Let’s assume Rails. Practically speaking, that means your billing logic code makes all manner of implicit assumptions about the Rails version, Rails’ behavior, and whatever interesting features or unfortunate limitations Rails boasts. Important events might be triggered solely by
ActiveRecord callbacks. Vital security checks might be encoded as
ActiveRecord validations or controller
before_filter’s. And when you upgrade Rails, these interfaces might change in subtle and difficult to detect ways. Worse, when The Big Rewrite comes and you try to move your billing code to a Go microservice, you’ll have to parse out how all those models, callbacks, and validations came together to describe the billing functionality. Because it’s extremely unlikely those same interfaces and abstractions will map cleanly to whatever libraries you’re using in Go. Even if your code always lives in Rails, you’ll find yourself telling the business side, “That change is going to be really difficult because technical-bullshit-rails-has_many-and-strong-params-STI.” Even I cringe when I hear myself say shit like that, so I can only imagine how they feel.
What if that billing logic was implemented in Plain Old Ruby Objects and classes? Maybe they pass around some AR objects. But those models are merely a means of reading and writing data - they don’t contain logic or behavior. (Some would even say passing around Structs is a superior approach, allowing you to completely hide your ORM; YMMV.) Your controllers might validate the session and grab needed parameters from the request. But to do anything they’ll call your plain old Ruby logic classes. They won’t even know they’re running in a Rails controller. They might just as well be running in a Grape API, a Sidekiq job, a MiniTest test, or from the Rails console. And when it comes time to upgrade Rails, all that important code should be very low-touch. Because it doesn’t live inside the framework. Your code exists on its own, and some framework just happens to be hooking it into an HTTP request/response cycle.
This is hardly a new idea. But for whatever reason I didn’t fully grasp it until approaching it from the perspective of preferring small ontologies over sprawling ones.

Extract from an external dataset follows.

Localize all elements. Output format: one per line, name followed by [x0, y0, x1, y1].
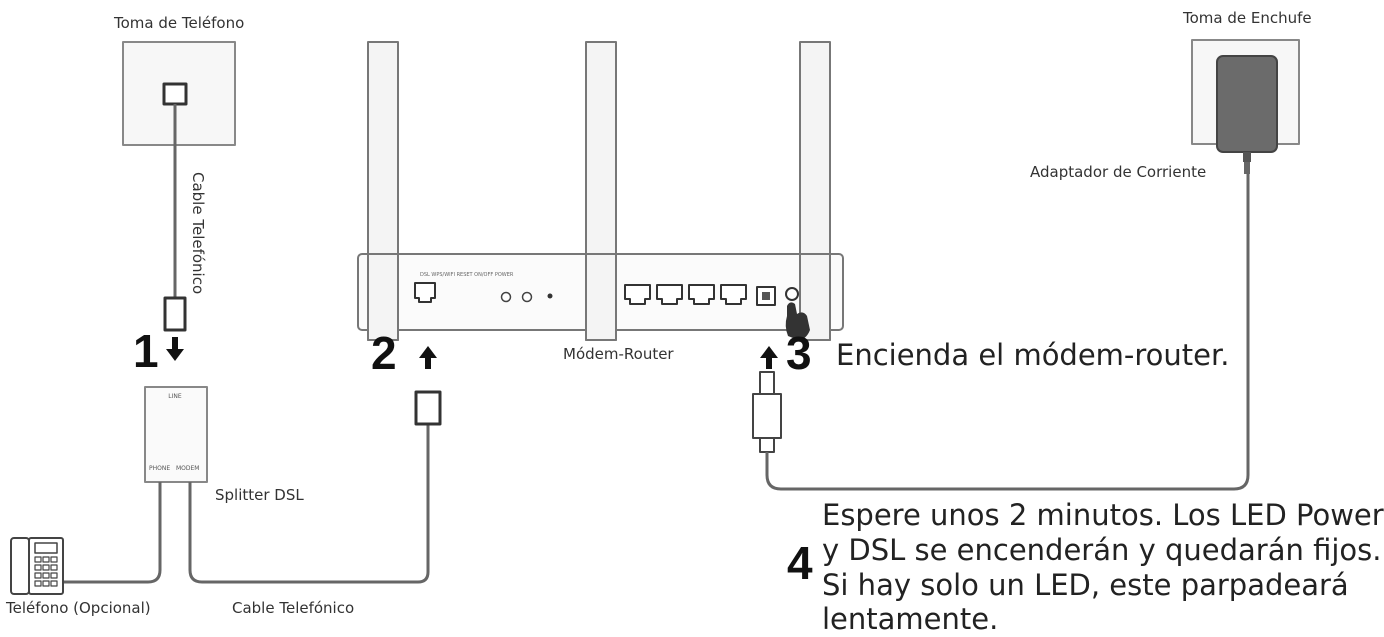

If you’ve made it this far, congratulations. You’re a real trooper, and we can be friends. By no means am I prescribing this as the way to build your Web app, API, or SPA. (Though some of what I said is considered best practice in parts of the Angular community.) I am being descriptive about some ways of thinking that have, so far, proven tremendously helpful to me over the past few months as I’ve worked on some reasonably complicated code, system integrations, and Functionality That Can’t Go Wrong. And testing. Writing tests for this kind of code has been an absolute delight.
And to any former philosophy students turned developers: please forgive my ham-handed attempts to justify my thinking with a lack of understanding befitting an undergrad on his first day of a required course in Intro to Philosophy. But in my defense, my Intro to Philosophy course was taught by a professor who’d lost the ability to store short-term memories in a car accident, and our course material consisted mostly of C.S. Lewis. True story.